Le Maine-et-Loire qui occupe une place stratégique entre Paris et l’Océan, grâce à la Loire, est resté un département rural et agricole, occupant le cinquième rang français dans ce secteur d’activité. Premier département horticole et premier producteur de champignon de Paris, le département trône aussi en première place pour la production de pommes, de cassis et de camomille.

Il doit aussi sa renommée à son vignoble, classé au patrimoine mondial de l’Unesco, le troisième de France en termes de super- ficie. À elle seule, la viticulture représente plus de 10 000 emplois directs, 135 millions de bouteilles vendues (quatre par seconde) et 11 % du PIB agricole du département. Cette dimension agricole très diversifiée permet à la ville d’Angers d’abriter Vegepolys, un pôle de compétitivité à vocation mondiale, consacré à l’innovation dans les filières du végétal spécialisé.

LA DROITE EN POINTE

Bien que 66 % de son territoire soit consacré à l’agriculture, le Maine-et-Loire développe également une culture industrielle de premier plan, avec plus de 22 000 entreprises qui emploient près de 50 % de la population active locale. Ainsi, la ville de Cholet accueille quatre des dix entreprises angevines les plus importantes : Michelin, Charal, Thalès et Nicoll. À elles seules, ces quatre sociétés font localement travailler plus de 6 000 salariés. Le dynamisme, la capacité d’adaptation des populations locales et la volonté de certains dirigeants politiques ont permis d’enrayer les crises parfois sévères, comme celle des années 1980-90 qui a ràyé de la carte des nombreuses usines de fabrication de chaussures.

Terre traditionnellement catholique et modérée, le Maine-et-Loire reste majoritairement ancré à droite.

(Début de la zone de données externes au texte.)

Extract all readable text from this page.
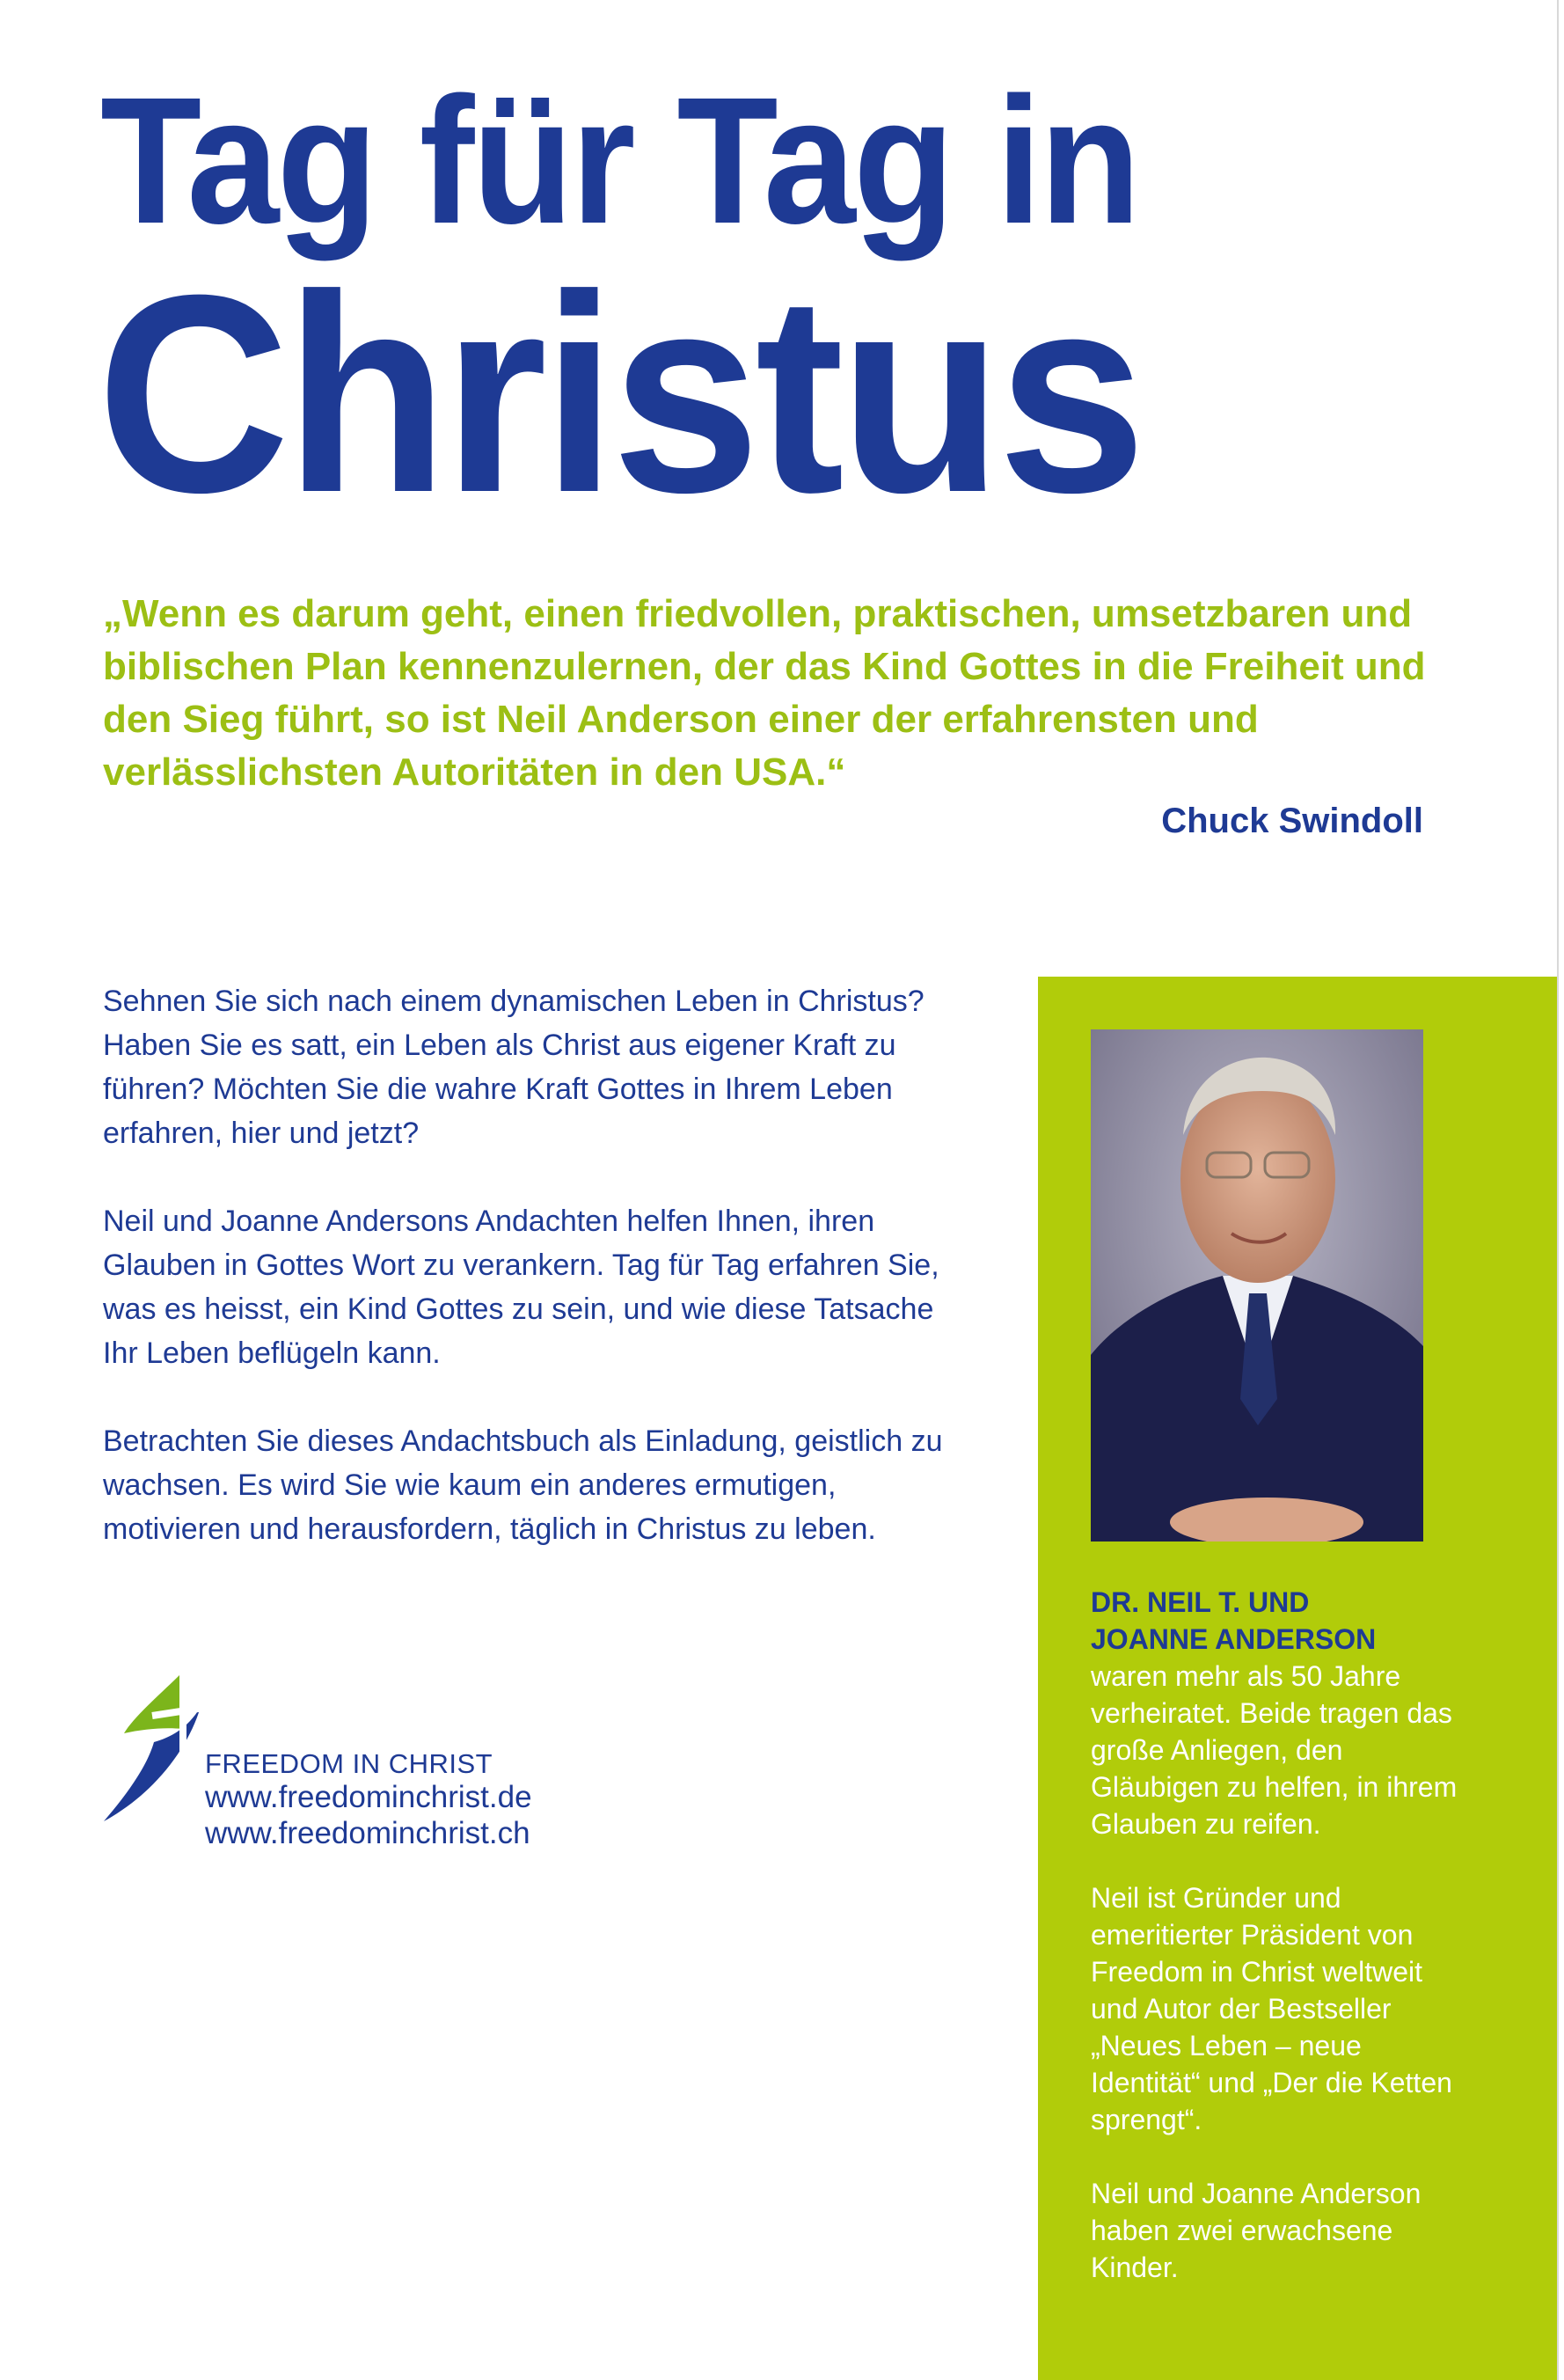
Tag für Tag in
Christus

„Wenn es darum geht, einen friedvollen, praktischen, umsetzbaren und biblischen Plan kennenzulernen, der das Kind Gottes in die Freiheit und den Sieg führt, so ist Neil Anderson einer der erfahrensten und verlässlichsten Autoritäten in den USA.“

Chuck Swindoll

Sehnen Sie sich nach einem dynamischen Leben in Christus? Haben Sie es satt, ein Leben als Christ aus eigener Kraft zu führen? Möchten Sie die wahre Kraft Gottes in Ihrem Leben erfahren, hier und jetzt?

Neil und Joanne Andersons Andachten helfen Ihnen, ihren Glauben in Gottes Wort zu verankern. Tag für Tag erfahren Sie, was es heisst, ein Kind Gottes zu sein, und wie diese Tatsache Ihr Leben beflügeln kann.

Betrachten Sie dieses Andachtsbuch als Einladung, geistlich zu wachsen. Es wird Sie wie kaum ein anderes ermutigen, motivieren und herausfordern, täglich in Christus zu leben.

FREEDOM IN CHRIST
www.freedominchrist.de
www.freedominchrist.ch

DR. NEIL T. UND
JOANNE ANDERSON
waren mehr als 50 Jahre verheiratet. Beide tragen das große Anliegen, den Gläubigen zu helfen, in ihrem Glauben zu reifen.

Neil ist Gründer und emeritierter Präsident von Freedom in Christ weltweit und Autor der Bestseller „Neues Leben – neue Identität“ und „Der die Ketten sprengt“.

Neil und Joanne Anderson haben zwei erwachsene Kinder.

Depuis la Libération la plupart des députés sont gaullistes ou UDF, influencés et pilotés par Jean Narquin, père de Roselyne Bachelot-Narquin, actuelle ministre des Solidarités et de la Cohésion sociale. Sur les dix sièges parlementaires (sept députés et trois sénateurs), seuls deux reviennent au Parti socialiste. Le conseil général est tenu par Christophe Béchu (UMP), 37 ans. Il préside le département depuis 2004, année des ses 30 ans, faisant de lui le plus jeune président de Conseil général de tous les temps. Il se prépare à devenir sénateur à la fin du mois de septembre 2011. Le point sensible de la droite reste la mairie d’Angers qui lui échappe depuis 1977. Christophe Béchu s’est présenté en 2008 contre Jean-Claude Antonini (PS), premier édile depuis 1998. Il n’a échoué que de très peu (49,39 %) dans un contexte politique plutôt défavorable à la droite. La revanche est prévue pour 2014.